The event was set up to disseminate information to young people and women on the dangers of smoking ahead of World No Tobacco Day, which falls on May 31.
Committee chairwoman Laks-miati A. Hanafiah said the commission organized the event in response to the rise in the number of women and teenage smokers in Jakarta.
The latest data from the Central Statistics Agency show the prevalence of smoking among women
in Indonesia had tripled to 4.5 percent in 2004, with the highest increase among teenage girls aged 15 to 19.
The number of teenage smokers has grown almost tenfold from 0.2 percent in 2001 to 1.9 percent in 2004.
Laksmiati said that this worrying trend was caused by ubiquitous cigarette advertising in media and public places that conveyed false information.
“All those ads are misleading. There is no safe limit for cigarettes. The only thing that is safe is to stop smoking,” Laksmiati said, referring to commercials offering cigarette products claiming to have lower amounts of nicotine.
She added the event would help people find the real message behind the advertisements.
At the event, students from different schools displayed their own anti-smoking campaigns to help get the real message across to the public.
A participants coming from state vocational high school SMKN 8 in Pejaten, South Jakarta, exhibited a ghost house to demonstrate the dangers of smoking.

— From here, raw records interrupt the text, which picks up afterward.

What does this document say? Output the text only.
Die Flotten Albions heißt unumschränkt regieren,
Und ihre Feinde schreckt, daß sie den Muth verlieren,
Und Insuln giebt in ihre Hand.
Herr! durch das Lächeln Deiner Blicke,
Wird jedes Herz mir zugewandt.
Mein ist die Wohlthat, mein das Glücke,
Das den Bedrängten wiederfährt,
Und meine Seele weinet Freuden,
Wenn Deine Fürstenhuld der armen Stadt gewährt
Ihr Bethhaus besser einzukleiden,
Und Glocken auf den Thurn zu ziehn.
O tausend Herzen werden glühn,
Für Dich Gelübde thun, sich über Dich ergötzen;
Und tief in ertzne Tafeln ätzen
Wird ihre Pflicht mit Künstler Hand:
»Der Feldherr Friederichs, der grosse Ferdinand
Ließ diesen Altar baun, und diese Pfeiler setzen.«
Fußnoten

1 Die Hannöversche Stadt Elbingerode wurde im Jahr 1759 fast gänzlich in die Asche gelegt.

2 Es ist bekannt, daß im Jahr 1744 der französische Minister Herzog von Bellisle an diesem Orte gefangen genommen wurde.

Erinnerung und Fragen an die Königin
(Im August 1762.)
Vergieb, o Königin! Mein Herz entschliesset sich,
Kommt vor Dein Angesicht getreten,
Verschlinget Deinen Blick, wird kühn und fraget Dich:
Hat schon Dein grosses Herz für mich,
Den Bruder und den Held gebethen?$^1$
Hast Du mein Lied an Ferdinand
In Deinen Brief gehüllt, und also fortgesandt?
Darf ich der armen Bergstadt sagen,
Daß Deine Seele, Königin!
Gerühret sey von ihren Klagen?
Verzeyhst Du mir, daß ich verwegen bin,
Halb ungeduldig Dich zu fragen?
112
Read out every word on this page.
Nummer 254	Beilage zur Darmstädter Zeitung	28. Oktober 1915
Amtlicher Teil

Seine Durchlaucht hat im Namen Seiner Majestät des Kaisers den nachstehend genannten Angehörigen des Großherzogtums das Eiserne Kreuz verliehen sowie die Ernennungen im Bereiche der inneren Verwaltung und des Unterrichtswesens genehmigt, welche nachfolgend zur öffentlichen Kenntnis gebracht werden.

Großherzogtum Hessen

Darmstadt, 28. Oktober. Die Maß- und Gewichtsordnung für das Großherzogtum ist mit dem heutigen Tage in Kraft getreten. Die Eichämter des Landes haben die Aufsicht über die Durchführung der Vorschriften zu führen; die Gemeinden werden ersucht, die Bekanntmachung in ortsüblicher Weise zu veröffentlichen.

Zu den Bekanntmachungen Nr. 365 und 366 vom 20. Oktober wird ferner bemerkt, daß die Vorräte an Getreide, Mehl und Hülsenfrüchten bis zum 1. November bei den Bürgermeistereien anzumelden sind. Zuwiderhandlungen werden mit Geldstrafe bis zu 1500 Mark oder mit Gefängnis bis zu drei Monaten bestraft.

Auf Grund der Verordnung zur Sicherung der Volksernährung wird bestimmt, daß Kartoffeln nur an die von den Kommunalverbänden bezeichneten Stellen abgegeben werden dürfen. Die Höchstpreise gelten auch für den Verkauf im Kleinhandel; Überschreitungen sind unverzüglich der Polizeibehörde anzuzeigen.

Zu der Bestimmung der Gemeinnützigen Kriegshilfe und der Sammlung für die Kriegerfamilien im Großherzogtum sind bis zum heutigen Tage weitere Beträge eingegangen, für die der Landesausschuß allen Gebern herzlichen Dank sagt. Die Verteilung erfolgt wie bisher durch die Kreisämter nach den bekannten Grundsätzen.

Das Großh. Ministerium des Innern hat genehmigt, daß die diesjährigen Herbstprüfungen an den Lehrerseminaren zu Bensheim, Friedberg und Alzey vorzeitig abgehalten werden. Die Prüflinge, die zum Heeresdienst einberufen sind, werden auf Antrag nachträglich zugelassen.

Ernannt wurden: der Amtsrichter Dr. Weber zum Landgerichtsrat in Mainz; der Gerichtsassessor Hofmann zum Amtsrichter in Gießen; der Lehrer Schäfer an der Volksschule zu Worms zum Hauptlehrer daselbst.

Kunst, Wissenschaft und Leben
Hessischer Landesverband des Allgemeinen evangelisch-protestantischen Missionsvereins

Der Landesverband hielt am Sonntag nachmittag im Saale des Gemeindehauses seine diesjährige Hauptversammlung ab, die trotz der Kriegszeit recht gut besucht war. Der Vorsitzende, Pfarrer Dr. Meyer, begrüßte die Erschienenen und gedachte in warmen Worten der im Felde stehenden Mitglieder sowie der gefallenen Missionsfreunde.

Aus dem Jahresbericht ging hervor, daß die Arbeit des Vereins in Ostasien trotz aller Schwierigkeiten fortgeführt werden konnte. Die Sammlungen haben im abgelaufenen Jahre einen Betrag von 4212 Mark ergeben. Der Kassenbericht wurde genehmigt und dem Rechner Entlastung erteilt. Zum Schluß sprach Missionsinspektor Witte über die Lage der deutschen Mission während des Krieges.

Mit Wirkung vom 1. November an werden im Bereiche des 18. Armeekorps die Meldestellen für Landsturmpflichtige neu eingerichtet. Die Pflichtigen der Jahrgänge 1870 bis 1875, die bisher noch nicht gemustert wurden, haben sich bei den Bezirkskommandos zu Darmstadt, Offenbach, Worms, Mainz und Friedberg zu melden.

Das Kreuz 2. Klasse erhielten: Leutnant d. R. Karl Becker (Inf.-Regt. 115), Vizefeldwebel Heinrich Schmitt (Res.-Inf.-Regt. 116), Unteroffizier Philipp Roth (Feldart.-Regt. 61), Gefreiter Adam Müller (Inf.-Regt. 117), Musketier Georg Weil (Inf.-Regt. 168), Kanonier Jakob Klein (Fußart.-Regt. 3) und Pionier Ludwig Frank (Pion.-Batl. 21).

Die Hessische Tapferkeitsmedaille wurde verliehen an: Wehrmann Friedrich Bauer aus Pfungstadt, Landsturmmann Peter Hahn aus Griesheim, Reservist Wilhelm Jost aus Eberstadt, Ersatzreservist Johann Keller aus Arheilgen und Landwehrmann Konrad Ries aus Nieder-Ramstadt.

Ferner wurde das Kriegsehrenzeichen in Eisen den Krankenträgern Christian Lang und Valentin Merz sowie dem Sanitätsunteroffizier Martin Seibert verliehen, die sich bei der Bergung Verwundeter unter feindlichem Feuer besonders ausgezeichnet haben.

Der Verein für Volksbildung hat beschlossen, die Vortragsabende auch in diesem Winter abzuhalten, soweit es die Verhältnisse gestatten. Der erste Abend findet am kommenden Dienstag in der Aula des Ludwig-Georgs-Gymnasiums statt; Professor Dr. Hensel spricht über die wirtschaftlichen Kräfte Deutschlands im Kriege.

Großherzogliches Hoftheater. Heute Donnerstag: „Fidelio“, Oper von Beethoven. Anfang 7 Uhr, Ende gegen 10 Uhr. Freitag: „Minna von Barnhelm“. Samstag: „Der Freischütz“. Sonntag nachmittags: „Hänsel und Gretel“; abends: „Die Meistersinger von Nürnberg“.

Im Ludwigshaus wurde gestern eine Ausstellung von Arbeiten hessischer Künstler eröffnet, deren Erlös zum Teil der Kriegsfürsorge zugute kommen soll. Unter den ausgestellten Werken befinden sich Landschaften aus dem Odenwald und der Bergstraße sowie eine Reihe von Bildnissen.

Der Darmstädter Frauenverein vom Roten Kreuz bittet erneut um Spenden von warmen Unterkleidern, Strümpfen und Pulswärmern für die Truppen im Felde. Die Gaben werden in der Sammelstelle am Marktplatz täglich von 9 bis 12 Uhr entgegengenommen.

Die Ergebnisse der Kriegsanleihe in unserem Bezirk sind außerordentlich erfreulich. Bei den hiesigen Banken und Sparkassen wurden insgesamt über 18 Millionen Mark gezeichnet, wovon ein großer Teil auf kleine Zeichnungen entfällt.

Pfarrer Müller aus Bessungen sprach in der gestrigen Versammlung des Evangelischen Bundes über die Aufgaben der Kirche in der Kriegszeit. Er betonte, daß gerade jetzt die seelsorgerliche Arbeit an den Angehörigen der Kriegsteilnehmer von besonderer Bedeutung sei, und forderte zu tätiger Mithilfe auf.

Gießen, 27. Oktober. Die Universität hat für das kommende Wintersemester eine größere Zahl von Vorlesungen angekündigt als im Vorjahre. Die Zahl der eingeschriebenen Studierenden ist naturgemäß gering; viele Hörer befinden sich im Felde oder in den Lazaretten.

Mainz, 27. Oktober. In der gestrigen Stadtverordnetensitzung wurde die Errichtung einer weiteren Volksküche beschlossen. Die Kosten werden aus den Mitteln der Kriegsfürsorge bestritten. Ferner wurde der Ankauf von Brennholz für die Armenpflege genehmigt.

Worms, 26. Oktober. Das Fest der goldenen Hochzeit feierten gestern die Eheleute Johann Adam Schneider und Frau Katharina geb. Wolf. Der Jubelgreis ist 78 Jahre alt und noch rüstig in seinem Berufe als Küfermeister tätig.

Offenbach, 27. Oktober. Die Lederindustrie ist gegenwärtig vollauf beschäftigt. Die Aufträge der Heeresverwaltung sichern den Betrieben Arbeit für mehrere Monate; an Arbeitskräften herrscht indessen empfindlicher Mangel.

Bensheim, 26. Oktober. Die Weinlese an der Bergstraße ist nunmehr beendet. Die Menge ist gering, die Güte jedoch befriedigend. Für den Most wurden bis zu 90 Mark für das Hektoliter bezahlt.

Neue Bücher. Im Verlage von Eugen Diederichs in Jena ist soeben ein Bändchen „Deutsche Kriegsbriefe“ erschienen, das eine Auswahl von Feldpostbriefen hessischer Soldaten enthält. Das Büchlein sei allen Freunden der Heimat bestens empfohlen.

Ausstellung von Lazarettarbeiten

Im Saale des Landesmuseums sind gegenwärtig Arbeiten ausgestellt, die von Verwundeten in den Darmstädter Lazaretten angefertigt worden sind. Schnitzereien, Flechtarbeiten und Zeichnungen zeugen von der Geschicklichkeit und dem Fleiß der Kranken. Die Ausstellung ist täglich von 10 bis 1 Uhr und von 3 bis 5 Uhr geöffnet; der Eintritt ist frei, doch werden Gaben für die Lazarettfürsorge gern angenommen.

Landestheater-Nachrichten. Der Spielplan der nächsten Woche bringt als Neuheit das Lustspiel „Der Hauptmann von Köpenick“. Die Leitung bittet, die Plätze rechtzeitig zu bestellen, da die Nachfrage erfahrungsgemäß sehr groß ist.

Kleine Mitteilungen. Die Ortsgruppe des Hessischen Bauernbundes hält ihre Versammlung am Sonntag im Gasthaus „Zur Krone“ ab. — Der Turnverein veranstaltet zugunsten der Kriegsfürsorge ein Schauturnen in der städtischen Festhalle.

Some of the students dressed up as ghosts with heavy mascara and pale makeup standing in front of a poster with information on cigarettes.
“We want to warn people that this is the result you meet when you smoke,” said 10th grader Leni Nuraini, who was dressed as an angel of death.
Laksmiati acknowledged the importance of involving the youth as well as women in the war against tobacco because they were the next target for cigarette companies.
The commission plans to hold a seminar to raise awareness among women to contribute to the war against tobacco, she added.
This commission believes personal initiatives from individuals were important for the success of the anti-tobacco movement, especially in light of the failure of the local government to enforce regulations prohibiting smoking in the capital.
The Jakarta administration introduced the first anti-smoking bylaw in 2005, but its implementation is seen as a failure. The bylaw required smoking areas to be separated from non-smoking areas.
The administration has tightened the rule since May 6 this year by banning smoking completely in buildings.
The public, as well as authorities, have questioned the effectiveness of this policy. Indonesia is the world’s third-largest tobacco consumer.